Fin 2022, l’Association pour l’achat dans les services publics (Apasp) fêtait ses 60 ans par une conférence intitulée "L’acheteur public en burn out" (relire "L’achat public en « burn out » : entre assimilation et nouveauté de la règlementation"). Bruno Le Maire, lors des vœux du ministère de l’Economie à Bercy, le 5 janvier 2023, indique que « le projet de loi sur la réindustrialisation verte occupera tous nos services (...) Nous voulons favoriser la commande publique nationale ». Le 10 janvier, le Conseil national des achats (CNA) rend publique son étude annuelle relative aux "Tendances et Priorités des Départements Achats en 2023" et considère que l’achat (au sens large, privé et public) passera en mode défensif (lire "Les priorités 2023 des services Achats selon le CNA/AgileBuyer").

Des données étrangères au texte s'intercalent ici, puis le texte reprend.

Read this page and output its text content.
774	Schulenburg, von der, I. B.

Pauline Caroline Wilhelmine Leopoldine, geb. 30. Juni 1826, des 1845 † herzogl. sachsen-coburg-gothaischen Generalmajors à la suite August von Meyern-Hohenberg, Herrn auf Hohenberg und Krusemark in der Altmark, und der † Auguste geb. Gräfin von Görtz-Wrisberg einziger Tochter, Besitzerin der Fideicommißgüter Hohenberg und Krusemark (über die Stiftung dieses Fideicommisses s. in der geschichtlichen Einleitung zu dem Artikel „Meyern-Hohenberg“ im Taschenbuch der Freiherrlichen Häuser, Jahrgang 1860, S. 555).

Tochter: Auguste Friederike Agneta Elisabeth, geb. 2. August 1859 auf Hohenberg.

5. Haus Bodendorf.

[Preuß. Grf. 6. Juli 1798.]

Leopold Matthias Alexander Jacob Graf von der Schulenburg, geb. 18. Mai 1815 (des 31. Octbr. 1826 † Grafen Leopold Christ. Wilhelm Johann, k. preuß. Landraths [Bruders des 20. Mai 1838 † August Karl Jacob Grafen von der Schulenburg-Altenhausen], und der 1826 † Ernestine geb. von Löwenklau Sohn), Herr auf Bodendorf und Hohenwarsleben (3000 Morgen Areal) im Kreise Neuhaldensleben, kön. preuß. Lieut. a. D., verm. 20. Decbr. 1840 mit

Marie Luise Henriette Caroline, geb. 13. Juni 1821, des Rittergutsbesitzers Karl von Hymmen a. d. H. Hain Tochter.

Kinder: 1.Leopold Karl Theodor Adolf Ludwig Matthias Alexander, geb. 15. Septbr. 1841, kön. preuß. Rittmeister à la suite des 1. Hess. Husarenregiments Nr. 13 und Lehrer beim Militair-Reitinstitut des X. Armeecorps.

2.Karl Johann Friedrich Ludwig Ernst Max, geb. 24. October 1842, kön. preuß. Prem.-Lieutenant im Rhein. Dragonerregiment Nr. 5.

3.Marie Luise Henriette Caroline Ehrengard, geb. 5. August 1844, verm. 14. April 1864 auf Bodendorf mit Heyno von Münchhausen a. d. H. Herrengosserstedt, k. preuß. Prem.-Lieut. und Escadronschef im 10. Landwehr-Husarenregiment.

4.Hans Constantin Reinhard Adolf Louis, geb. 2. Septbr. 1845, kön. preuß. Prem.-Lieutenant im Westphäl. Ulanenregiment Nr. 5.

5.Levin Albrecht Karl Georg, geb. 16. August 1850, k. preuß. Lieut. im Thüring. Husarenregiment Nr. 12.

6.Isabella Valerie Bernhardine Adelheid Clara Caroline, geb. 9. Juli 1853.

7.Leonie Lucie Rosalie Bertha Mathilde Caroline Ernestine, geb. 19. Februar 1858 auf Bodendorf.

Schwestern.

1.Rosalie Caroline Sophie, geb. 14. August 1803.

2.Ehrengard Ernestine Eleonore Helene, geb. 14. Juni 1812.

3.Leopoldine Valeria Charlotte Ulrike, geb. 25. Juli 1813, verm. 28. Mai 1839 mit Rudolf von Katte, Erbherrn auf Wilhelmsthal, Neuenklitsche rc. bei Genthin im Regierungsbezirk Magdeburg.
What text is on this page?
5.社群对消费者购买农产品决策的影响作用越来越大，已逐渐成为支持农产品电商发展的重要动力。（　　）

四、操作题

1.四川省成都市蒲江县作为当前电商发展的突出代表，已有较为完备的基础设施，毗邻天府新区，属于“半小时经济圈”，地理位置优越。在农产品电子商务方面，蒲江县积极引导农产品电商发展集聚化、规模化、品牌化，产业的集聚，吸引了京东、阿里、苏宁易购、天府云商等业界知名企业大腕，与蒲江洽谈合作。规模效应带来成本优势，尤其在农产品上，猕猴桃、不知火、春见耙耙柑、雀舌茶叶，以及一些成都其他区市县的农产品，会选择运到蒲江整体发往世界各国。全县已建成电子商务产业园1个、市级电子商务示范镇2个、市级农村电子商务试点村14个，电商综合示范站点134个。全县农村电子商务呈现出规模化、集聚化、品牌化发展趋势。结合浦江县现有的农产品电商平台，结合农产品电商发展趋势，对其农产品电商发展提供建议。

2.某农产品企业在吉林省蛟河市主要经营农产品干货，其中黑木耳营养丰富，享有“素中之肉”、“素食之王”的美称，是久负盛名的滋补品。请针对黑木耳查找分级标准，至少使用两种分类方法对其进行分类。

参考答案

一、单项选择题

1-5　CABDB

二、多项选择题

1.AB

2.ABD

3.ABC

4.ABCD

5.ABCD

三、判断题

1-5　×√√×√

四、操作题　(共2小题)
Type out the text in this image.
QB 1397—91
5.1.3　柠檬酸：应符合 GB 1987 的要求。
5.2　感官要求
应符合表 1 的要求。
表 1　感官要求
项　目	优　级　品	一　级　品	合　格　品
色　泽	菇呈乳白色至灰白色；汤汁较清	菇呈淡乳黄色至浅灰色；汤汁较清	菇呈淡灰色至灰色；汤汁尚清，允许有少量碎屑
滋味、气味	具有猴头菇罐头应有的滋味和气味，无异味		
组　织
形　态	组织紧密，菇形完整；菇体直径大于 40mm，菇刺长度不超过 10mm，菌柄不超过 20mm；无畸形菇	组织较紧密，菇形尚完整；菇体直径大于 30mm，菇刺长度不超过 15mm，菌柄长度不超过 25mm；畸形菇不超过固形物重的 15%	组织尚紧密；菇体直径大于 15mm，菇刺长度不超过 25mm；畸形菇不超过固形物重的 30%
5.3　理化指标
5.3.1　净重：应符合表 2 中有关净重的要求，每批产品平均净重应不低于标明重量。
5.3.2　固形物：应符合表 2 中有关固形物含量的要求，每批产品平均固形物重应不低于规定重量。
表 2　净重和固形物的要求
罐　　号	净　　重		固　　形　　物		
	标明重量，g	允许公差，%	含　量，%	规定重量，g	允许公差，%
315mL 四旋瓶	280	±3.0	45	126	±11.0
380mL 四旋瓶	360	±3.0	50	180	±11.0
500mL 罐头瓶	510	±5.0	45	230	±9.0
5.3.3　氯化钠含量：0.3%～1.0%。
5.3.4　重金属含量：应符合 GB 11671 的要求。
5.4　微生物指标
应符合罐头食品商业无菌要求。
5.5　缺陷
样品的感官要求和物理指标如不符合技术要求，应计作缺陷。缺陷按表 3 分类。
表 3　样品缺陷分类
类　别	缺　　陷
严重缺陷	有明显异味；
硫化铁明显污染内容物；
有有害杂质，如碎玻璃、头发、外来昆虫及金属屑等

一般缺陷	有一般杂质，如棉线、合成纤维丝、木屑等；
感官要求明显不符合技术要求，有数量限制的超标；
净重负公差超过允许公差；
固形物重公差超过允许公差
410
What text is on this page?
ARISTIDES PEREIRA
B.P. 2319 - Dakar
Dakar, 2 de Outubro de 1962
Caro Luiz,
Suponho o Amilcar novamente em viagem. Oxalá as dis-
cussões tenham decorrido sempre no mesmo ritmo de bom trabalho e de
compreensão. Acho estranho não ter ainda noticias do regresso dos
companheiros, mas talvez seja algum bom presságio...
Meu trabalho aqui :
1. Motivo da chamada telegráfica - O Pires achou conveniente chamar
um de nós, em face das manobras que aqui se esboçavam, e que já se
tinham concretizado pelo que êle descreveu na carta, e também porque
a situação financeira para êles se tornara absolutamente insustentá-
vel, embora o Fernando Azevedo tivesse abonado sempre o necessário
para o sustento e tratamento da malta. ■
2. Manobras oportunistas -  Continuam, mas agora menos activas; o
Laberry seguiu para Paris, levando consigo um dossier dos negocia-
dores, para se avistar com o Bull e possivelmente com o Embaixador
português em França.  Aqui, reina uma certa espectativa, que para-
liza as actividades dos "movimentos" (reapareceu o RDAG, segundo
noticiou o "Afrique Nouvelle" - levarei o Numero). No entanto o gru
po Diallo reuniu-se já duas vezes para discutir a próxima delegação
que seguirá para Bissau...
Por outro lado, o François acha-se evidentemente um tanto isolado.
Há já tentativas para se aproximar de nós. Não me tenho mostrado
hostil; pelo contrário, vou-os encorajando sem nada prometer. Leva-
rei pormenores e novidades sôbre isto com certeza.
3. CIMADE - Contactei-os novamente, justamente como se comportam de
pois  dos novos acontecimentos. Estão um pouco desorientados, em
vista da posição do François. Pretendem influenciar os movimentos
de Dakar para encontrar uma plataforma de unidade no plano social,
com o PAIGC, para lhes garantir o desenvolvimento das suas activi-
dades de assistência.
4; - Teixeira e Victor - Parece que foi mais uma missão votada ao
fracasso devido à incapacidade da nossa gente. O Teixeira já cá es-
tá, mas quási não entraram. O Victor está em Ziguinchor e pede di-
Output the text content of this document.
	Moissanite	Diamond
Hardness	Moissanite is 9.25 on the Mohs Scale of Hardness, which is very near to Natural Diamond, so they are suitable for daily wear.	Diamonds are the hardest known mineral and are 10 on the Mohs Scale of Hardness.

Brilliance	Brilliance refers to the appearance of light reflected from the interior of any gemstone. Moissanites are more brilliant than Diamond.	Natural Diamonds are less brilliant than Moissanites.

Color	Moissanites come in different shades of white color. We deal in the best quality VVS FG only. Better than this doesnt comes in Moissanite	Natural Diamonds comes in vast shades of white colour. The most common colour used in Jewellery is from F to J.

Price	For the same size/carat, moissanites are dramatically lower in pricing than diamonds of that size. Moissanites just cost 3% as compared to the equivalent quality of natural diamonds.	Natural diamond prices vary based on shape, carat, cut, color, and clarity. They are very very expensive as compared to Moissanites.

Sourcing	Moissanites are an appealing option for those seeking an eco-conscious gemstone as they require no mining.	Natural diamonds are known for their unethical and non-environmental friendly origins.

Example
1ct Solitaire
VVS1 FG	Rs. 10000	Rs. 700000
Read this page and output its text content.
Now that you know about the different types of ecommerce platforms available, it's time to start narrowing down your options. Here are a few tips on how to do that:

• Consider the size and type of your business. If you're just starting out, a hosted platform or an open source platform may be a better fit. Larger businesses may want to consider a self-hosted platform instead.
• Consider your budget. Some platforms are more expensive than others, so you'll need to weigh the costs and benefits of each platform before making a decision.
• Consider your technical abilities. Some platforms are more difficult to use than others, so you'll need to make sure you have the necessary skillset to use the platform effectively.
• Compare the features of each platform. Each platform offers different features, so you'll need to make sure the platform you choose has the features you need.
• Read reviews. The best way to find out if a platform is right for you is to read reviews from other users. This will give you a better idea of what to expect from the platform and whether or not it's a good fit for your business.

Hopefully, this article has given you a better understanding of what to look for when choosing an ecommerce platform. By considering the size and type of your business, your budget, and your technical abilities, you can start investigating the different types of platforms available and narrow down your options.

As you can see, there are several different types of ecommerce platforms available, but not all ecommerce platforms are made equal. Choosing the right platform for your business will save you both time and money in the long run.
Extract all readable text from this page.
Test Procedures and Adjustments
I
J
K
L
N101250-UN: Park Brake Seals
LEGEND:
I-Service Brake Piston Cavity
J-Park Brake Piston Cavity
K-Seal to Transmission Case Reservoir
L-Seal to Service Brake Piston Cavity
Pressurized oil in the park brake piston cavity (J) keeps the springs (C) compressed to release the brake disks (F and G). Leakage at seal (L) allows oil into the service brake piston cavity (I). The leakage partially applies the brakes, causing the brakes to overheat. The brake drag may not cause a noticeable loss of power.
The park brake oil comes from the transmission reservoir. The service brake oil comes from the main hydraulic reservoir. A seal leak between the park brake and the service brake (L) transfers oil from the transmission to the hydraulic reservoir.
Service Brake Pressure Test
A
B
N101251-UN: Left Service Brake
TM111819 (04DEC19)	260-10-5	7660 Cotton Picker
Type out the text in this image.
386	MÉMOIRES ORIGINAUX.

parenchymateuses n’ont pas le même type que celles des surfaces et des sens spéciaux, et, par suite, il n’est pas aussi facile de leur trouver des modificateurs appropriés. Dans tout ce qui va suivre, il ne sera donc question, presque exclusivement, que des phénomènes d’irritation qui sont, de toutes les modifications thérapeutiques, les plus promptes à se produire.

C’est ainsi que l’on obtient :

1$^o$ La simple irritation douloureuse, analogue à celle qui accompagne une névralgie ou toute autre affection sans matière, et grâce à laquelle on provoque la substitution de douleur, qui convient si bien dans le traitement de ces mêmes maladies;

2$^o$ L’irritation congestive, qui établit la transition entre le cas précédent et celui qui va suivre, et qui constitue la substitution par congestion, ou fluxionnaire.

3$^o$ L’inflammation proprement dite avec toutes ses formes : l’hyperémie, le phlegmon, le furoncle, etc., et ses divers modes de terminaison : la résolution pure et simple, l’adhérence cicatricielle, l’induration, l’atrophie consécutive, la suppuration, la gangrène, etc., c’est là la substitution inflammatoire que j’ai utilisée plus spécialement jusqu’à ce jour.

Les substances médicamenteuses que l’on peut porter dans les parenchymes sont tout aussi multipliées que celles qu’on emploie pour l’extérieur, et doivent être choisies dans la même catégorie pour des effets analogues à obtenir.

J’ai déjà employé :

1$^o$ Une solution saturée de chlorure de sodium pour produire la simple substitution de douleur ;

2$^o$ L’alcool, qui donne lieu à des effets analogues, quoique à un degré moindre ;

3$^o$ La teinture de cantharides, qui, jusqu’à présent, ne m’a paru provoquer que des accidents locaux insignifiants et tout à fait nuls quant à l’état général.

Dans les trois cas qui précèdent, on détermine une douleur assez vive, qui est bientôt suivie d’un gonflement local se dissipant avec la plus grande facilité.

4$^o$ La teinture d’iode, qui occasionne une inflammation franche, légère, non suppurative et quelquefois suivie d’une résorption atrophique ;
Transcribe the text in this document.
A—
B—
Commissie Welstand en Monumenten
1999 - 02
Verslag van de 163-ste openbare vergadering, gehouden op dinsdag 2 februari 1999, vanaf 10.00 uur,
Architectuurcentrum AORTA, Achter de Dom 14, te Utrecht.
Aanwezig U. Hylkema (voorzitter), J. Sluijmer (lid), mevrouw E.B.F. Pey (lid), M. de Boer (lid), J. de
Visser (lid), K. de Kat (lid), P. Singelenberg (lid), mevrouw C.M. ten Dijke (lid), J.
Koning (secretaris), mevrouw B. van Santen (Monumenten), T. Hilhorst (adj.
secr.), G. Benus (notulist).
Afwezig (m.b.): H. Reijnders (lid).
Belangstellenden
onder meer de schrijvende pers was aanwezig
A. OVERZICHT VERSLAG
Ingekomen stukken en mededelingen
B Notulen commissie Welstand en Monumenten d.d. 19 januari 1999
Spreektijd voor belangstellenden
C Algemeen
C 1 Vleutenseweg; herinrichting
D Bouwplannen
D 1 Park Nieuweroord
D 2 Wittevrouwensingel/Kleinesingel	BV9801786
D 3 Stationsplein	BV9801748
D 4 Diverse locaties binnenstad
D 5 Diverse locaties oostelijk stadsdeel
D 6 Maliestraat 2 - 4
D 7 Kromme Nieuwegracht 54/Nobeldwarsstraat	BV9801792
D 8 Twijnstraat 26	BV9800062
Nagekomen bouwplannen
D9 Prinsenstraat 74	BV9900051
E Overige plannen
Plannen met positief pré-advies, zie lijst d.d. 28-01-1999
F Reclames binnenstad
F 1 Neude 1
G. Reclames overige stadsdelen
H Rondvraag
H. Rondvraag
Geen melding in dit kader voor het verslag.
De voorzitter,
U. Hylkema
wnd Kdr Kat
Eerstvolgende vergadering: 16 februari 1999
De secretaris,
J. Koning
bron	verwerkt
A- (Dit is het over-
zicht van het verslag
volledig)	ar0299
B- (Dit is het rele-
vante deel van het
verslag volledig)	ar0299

Tous ces termes sont forts (ou maladroits : la notion de "favoritisme" n’est pas la plus appropriée quand on parle d’achat public !). Mais il s’agit bien de faire passer un message. Jusqu’à présent, l’achat public était considéré comme un outil de soutien à la relance de l’économie, à la gestion de la pénurie et, de façon générale, au soutien des politiques publiques.
Désormais, on passe à un stade supérieur d'alerte, qui concerne l'achat public lui-même.
 

Revue des troupes

Jean-Marc Peyrical, président de l’Apasp, passe en revue les troupes commande publique. Avec une appréciation alarmante : « Ce qui est peut-être plus contestable, ce sont les abus d’une instrumentalisation croissante de l’achat public à des fins qui le dépassent. On oublie souvent les fondamentaux, et le fait que l’achat public c’est avant tout une opération d’achat, avec des deniers publics, de la façon à la fois économiquement la plus efficace et la plus respectueuse possible du cadre juridique qui s’impose à elle ». Il alerte : « Cela finit par faire beaucoup et décourager certains et l’achat public doit faire face à une véritable crise de recrutement » (relire "L'APASP fête ses 60 ans ! « Former et informer : le travail ne s’arrête vraiment jamais…»").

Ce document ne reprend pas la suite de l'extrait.